Top Contributors/Detractors to Performance
Quarterly Attribution Analysis
When reviewing performance attribution on our portfolio, please be aware that we construct the portfolio from the bottom up, one stock at a time. Each stock is included in the portfolio if it meets our rigorous investment criteria. To help manage risk, we are aware of our sector and security weights, but we do not include a holding to achieve a target sector allocation or to approximate an index. Our exposure to any given sector is purely a result of our stock selection process.

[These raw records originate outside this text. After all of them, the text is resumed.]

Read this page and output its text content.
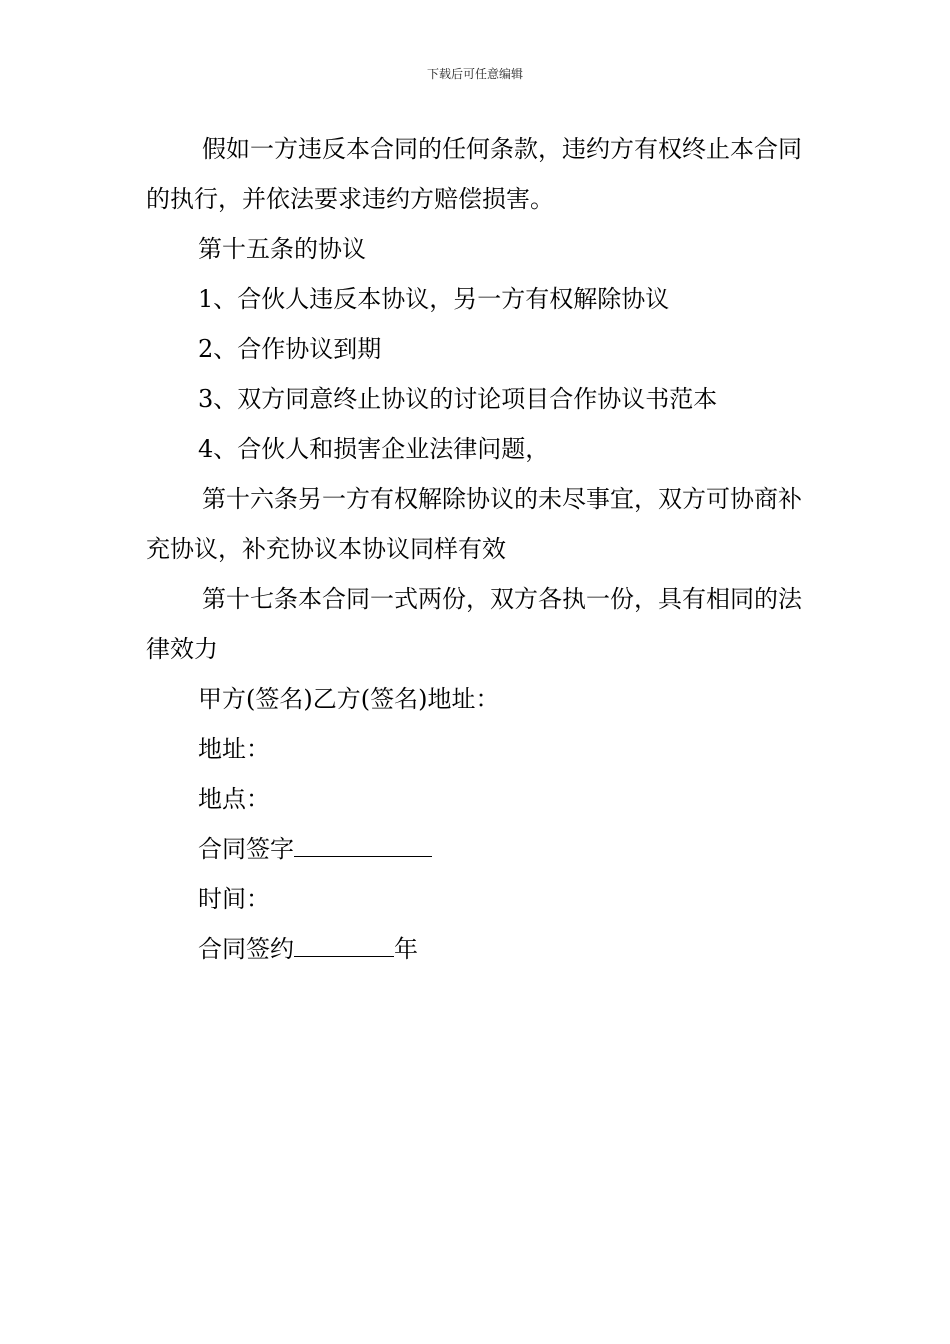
下载后可任意编辑

假如一方违反本合同的任何条款，违约方有权终止本合同的执行，并依法要求违约方赔偿损害。

第十五条的协议

1、合伙人违反本协议，另一方有权解除协议

2、合作协议到期

3、双方同意终止协议的讨论项目合作协议书范本

4、合伙人和损害企业法律问题，

第十六条另一方有权解除协议的未尽事宜，双方可协商补充协议，补充协议本协议同样有效

第十七条本合同一式两份，双方各执一份，具有相同的法律效力

甲方(签名)乙方(签名)地址：

地址：

地点：

合同签字

时间：

合同签约	年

The Baron Opportunity Fund (Retail Shares) declined 4.37% in the third quarter and underperformed the Russell Midcap Growth Index by 364 basis points. During the quarter, the positive effect from portfolio weightings was more than offset by stock selection.
The Fund’s investments within Industrials and its larger exposure to the more defensive Telecommunication Services sector, which was the top performing sector in the index during the quarter, contributed the most to relative results. Within Industrials, a combination of stock selection and the Fund’s lower exposure to this lagging sector aided relative performance. Strength in the sector was mostly attributable to the outperformance of The Middleby Corp., a leading food equipment manufacturer, and Verisk Analytics, Inc., a provider of information about risk to companies in the insurance, health care, and mortgage industries. Shares of Middleby increased after reporting solid quarterly results, allaying investors’ last quarter concerns over restaurant spending and the adverse impact of distributor acquisitions on subsidiary Viking Range’s margins. Shares of Verisk rose on slightly better-than-expected financial results and improved investor confidence in the company’s health care segment.
The Fund’s investments within the Health Care, IT, and Energy sectors were the largest detractors from relative results. Weakness in Health Care was mainly due to the underperformance of Illumina, Inc., the leading provider of next generation DNA sequencing instruments and consumables. Illumina’s shares declined in the quarter after nearly doubling over the last year on the strength of several new product introductions. The Fund’s biotechnology holdings also hurt relative performance after falling 14.3% as a group, led by Foundation Medicine, Inc., which markets a sequencing-based cancer test. The Fund exited its position in Foundation Medicine late in the quarter after the company’s shares moved sharply lower on concerns about reimbursements from third-party payors and an evolving competitive landscape. Within IT, the Fund’s Internet software & services holdings fell 9.1% as a group, with Benefitfocus, Inc. and Marchex, Inc. driving the decline. These companies were also two of the Fund’s largest detractors from absolute performance. Another detractor in the sector was Acxiom Corp., the leading provider of database marketing solutions and IT outsourcing services to large enterprise customers. Shares of Acxiom were down in the quarter due to slower customer adoption of the company’s new Audience Operating System platform. Within Energy, CARBO Ceramics, Inc. was the Fund’s second largest detractor on a relative and absolute basis due to company-specific issues, while the sharp drop in commodity prices during the quarter weighed on exploration & production holdings Oasis Petroleum, Inc. and Concho Resources, Inc.